Reflecting on some of these things a little later, I reminded myself that the Christian church was an appropriate setting for the events I witnessed: acts of human violence are never out of place in churches. Violence in the church has a strange and perhaps awkward double aspect. On the one hand, it has tended to be condemned - although perhaps not to the extent and frequency that we would like. Christians campaign for peace, mercy, love and forgiveness. Can these things truly be pursued through the use of violence, in any sense of the word? (Contextual factors have tended to decide the matter). On the other hand, it is well remembered that acts of violence give life - they are truly vital - both to the church and its congregations. The taking of the apple; the crucifixion, spearing and abandonment of Jesus; the acts of the martyrs. And, according to some theologies, the destruction of the Temple of Solomon. We can look out more broadly too: what kind of beauty, what kind of joy, what kind of pleasure would there be without violence? Theologies of the Cross, however morbid and offensive some of them are, also make this point clear.

The most fundamental truth about Christian conceptions of violence, of course, is its recognition of the bare necessity of taking violence onto oneself for the sake of others. Only then can we respond adequately to violence: in the most difficult way. Maximilian Kolbe understood this. Jesus knew it too. As did Mahatma Gandhi. be the proponents of penal substitutionary models of the atonement seem to know it: but the challenge to them is to make good on their insights, rather than simply to (try to) enshrine them in crypto-Pauline dogmas about divine wrath and - bizarrely - in foundationalist epistemic principles.

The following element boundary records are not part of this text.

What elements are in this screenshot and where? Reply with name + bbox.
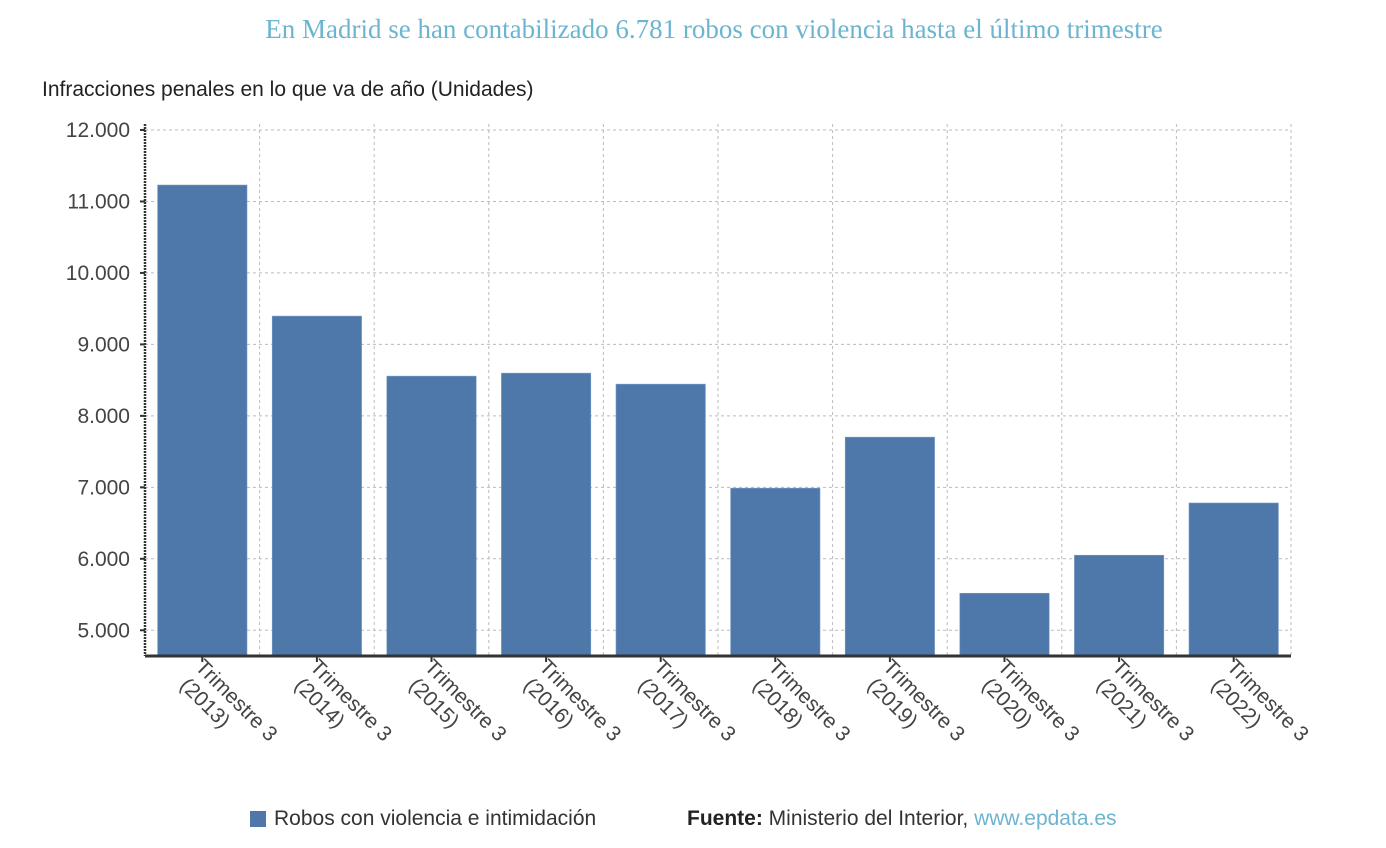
x-tick-label: Trimestre 3(2013): [175, 655, 281, 746]
bar: [959, 592, 1050, 657]
bar: [844, 436, 935, 657]
chart-title: En Madrid se han contabilizado 6.781 rob…: [265, 14, 1163, 44]
y-tick-label: 7.000: [77, 476, 130, 499]
bar: [1188, 502, 1279, 657]
y-tick-label: 10.000: [66, 262, 130, 285]
bar: [501, 372, 592, 657]
y-tick-label: 11.000: [67, 190, 130, 213]
y-tick-label: 9.000: [77, 333, 130, 356]
bar: [615, 383, 706, 657]
x-tick-label: Trimestre 3(2021): [1092, 655, 1198, 746]
x-tick-label: Trimestre 3(2016): [519, 655, 625, 746]
bar: [730, 487, 821, 657]
bar: [386, 375, 477, 657]
x-tick-label: Trimestre 3(2017): [634, 655, 740, 746]
source-link[interactable]: www.epdata.es: [974, 807, 1117, 830]
y-tick-label: 6.000: [77, 548, 130, 571]
x-tick-label: Trimestre 3(2018): [748, 655, 854, 746]
legend-swatch: [250, 811, 266, 827]
legend: Robos con violencia e intimidación: [250, 807, 596, 831]
y-tick-label: 12.000: [66, 119, 130, 142]
x-tick-label: Trimestre 3(2020): [977, 655, 1083, 746]
bar: [271, 315, 362, 657]
y-tick-label: 5.000: [77, 619, 130, 642]
legend-label: Robos con violencia e intimidación: [274, 807, 597, 830]
source-prefix: Fuente:: [687, 807, 763, 830]
x-tick-label: Trimestre 3(2014): [290, 655, 396, 746]
source-text: Ministerio del Interior,: [762, 807, 975, 830]
x-tick-label: Trimestre 3(2022): [1207, 655, 1313, 746]
x-tick-label: Trimestre 3(2019): [863, 655, 969, 746]
bar: [157, 184, 248, 657]
y-tick-label: 8.000: [77, 405, 130, 428]
bar: [1074, 554, 1165, 657]
x-tick-label: Trimestre 3(2015): [404, 655, 510, 746]
source-note: Fuente: Ministerio del Interior, www.epd…: [687, 807, 1117, 831]
y-axis-label: Infracciones penales en lo que va de año…: [42, 78, 534, 101]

What needs to be recognised above all is that for Jesus, the overriding concern was to plug a hole in the system of violence we all inhabit. He stood in the eye of the storm and took the consequences of worldly violence onto himself. He refused to shy away from it, and refused to respond to it in kind. He refused to avenge it. He tried instead to overcome it - by serving as a revolutionary exponent of a different kind of 'violence'. This violence would be restorative and constructive. It would be concerned with building up and seeking out, not breaking down and hiding away.

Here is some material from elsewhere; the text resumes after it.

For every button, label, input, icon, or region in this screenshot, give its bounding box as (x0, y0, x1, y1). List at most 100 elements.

The tragedy is that only Jesus and a few other humans have ever shown themselves capable of such acts of constructive, restorative violence. The decision truly to suffer in place of others, for their sake and out of the desire to address the destructive violence the world wreaks on them, is a rare decision indeed. But it is the hallmark of true, full love to engage in constructive violence. Constructive violence in self sacrifice for others is the Christian calling. And its perpetrator is the holy spirit, whose divine fruit is forgiveness and the power truly to forgive. For those of us who have only a tiny taste of the fruit of this spirit - for those of us, that is, who can't think to give of ourselves enough to taste more - we can be comforted in our measure by the saving knowledge that our Lord knows and pities our weakness and has worked and is working - both in himself and in us - to address it.